The goal of this step is to reconstruct a special subset of web page accesses, which we use to build a Knowledge Base about web pages and the objects composing them. Before grouping HTTP transactions into web pages, EtE monitor first sorts all transactions from the Transaction Log using the timestamps for the beginning of the requests in increasing time order. Thus, the requests for the embedded objects of a web page must follow the request for the corresponding HTML file of the page. When grouping objects into web pages (here and in the next subsection), we consider only transactions with successful responses, i.e. with status code 200 in the responses.
The next step is to scan the sorted transaction log and group objects into web page accesses. Not all the transactions are useful for the Knowledge Base construction process. During this step, some of the Transaction Log entries are excluded from our current consideration:
When processing an entry of the Transaction Log, EtE monitor first locates the Web Page Table for the client's IP in the Client Access Table. Then, EtE monitor handles the transaction according to its content type:
1. If the content type is text/html, EtE monitor treats it as the beginning of a web page and creates a new web page entry in the Web Page Table.

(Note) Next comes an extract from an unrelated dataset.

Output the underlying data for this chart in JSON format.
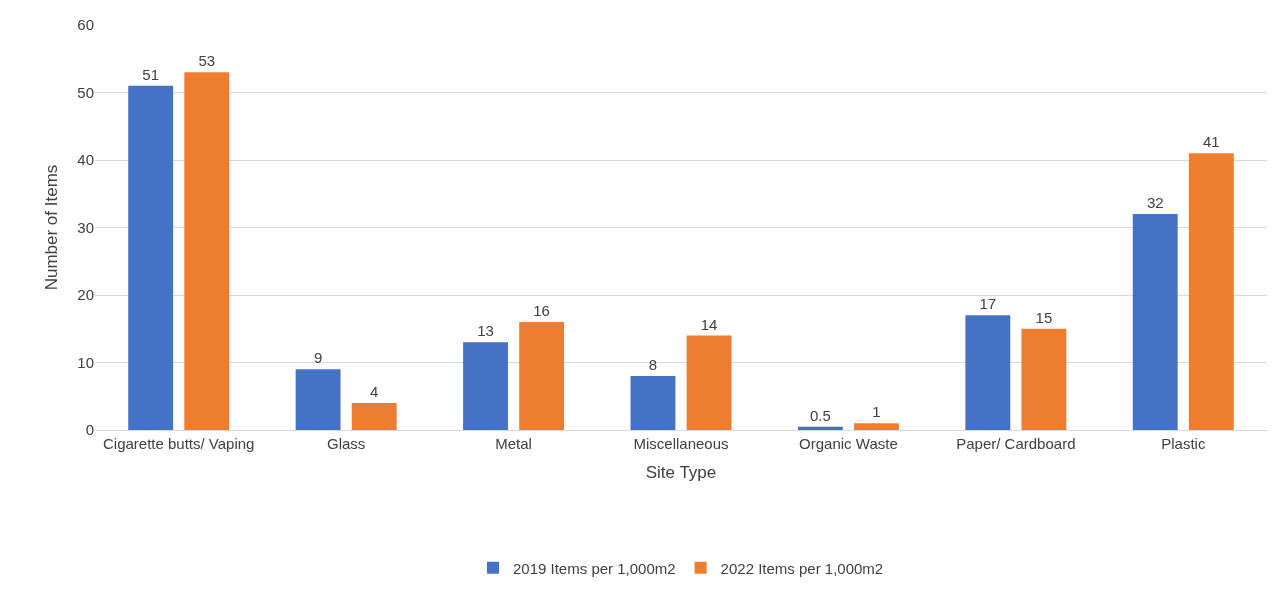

2. For other content types, EtE monitor attempts to insert the URL of the requested object into the web page that contains it according to its referer field. If the referred HTML file is already present in the Web Page Table, EtE monitor appends this object at the end of the entry. If the referred HTML file does not exist in the client's Web Page Table, it means that the client may have retrieved a cached copy of the object from somewhere else between the client and the web server. In this case, EtE monitor first creates a new web page entry in the Web Page Table for the referred HTML file. Then it appends the considered object to this page.
From the Client Access Table, EtE monitor determines the content template of any given web page as a combined set of all the objects that appear in all the access patterns for this web page. Thus, EtE monitor scans the Client Access Table and creates a new hash table, as shown in Figure 3, which is used as a Knowledge Base to group the accesses for the same web pages from other client's browsers that do not set the referer fields.